Further study and effort should focus on how to elevate the average steady-state plasma concentration. To achieve this object, efforts to increase letrozole content while decreasing Poloxamer188 content should be taken to attain less hydrophilic EFNWs. Thus, decreased burst release amount and release rate may be realized. Thus, release curves with smaller k values may be attained to realize much later tmax and much lower Cmax. And, increased letrozole content in EFNWs may also obviously cause a higher average steady-state plasma concentration.
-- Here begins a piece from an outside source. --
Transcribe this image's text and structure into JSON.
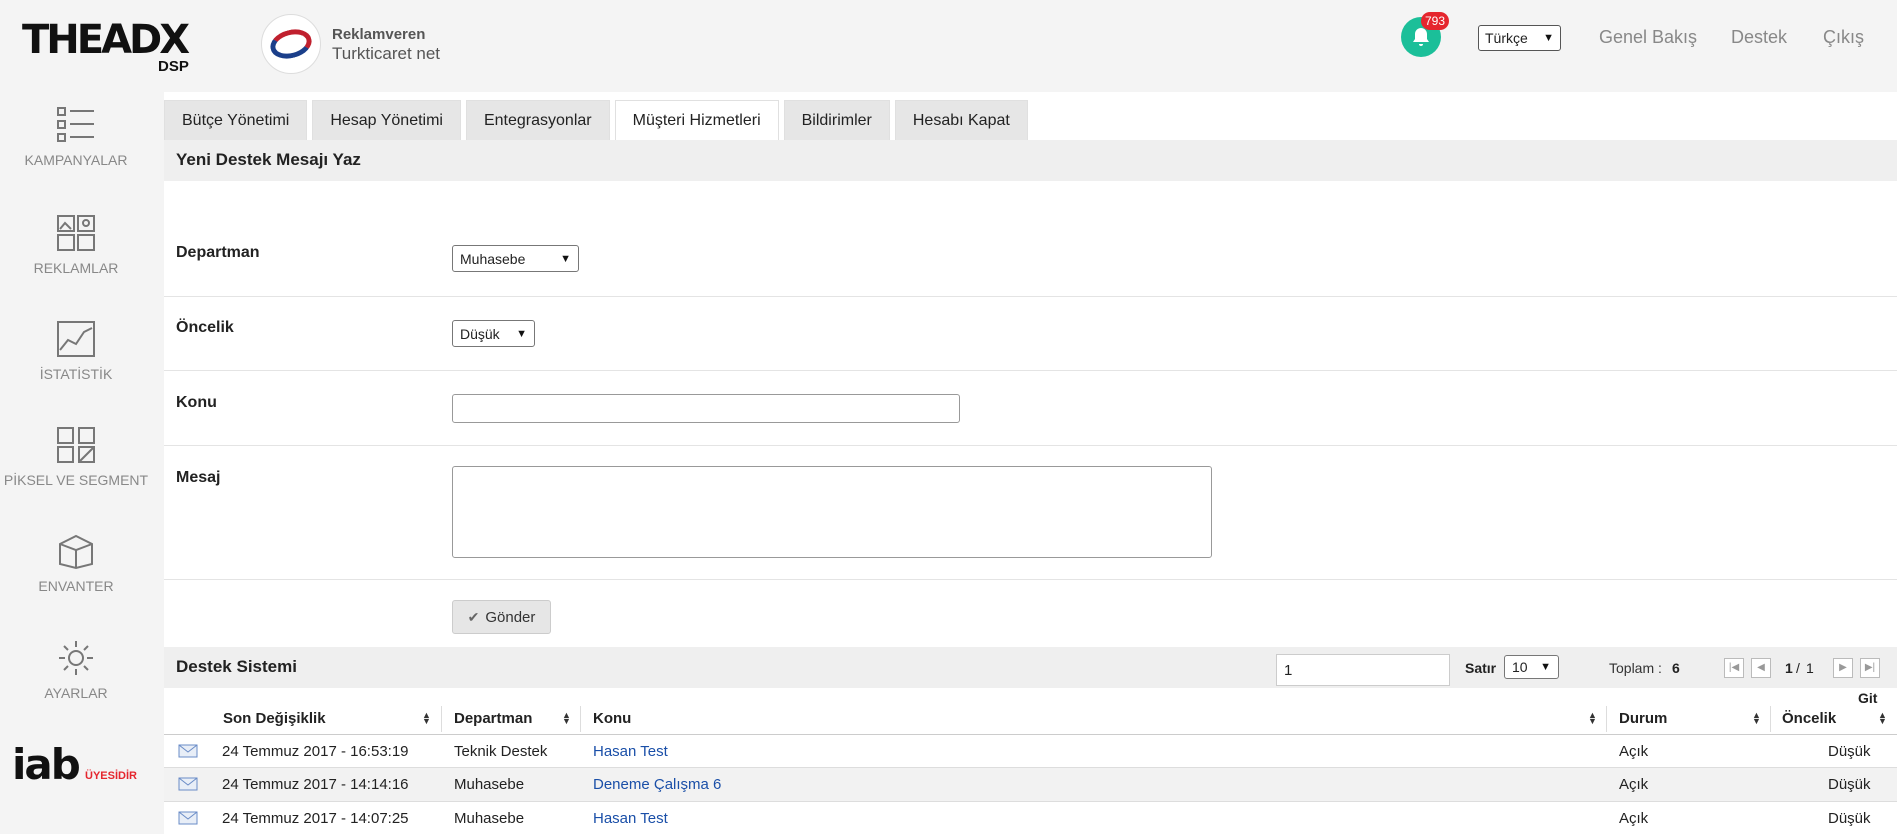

This study has not only provided some useful information and encouraging results on how to modulate the release profile of water-insoluble drugs and successfully develop electrospun fibrous nonwovens as novel subcutaneous implants for sustained drug delivery, but also provided novel ideas for launching further research on how to select surfactants as functional additives for poly L-lactic acid electrospun fibers in pharmaceutical application.4,6,11,15,20,26
Footnotes
Declaration of conflicting interests
The author(s) declared no potential conflicts of interest with respect to the research, authorship, and/or publication of this article.
Funding
The author(s) disclosed receipt of the following financial support for the research, authorship, and/or publication of this article: This research is financially supported by director fund of Liaoning Provincial Key Laboratory of Marine Bioactive Substances and Technological Innovation Center of Liaoning Pharmaceutical Action and Quality Evaluation (2020-06, 2021-X) and Open project of scientific research platform in Shandong Academy of Pharmaceutical Sciences (SPKLBP201801).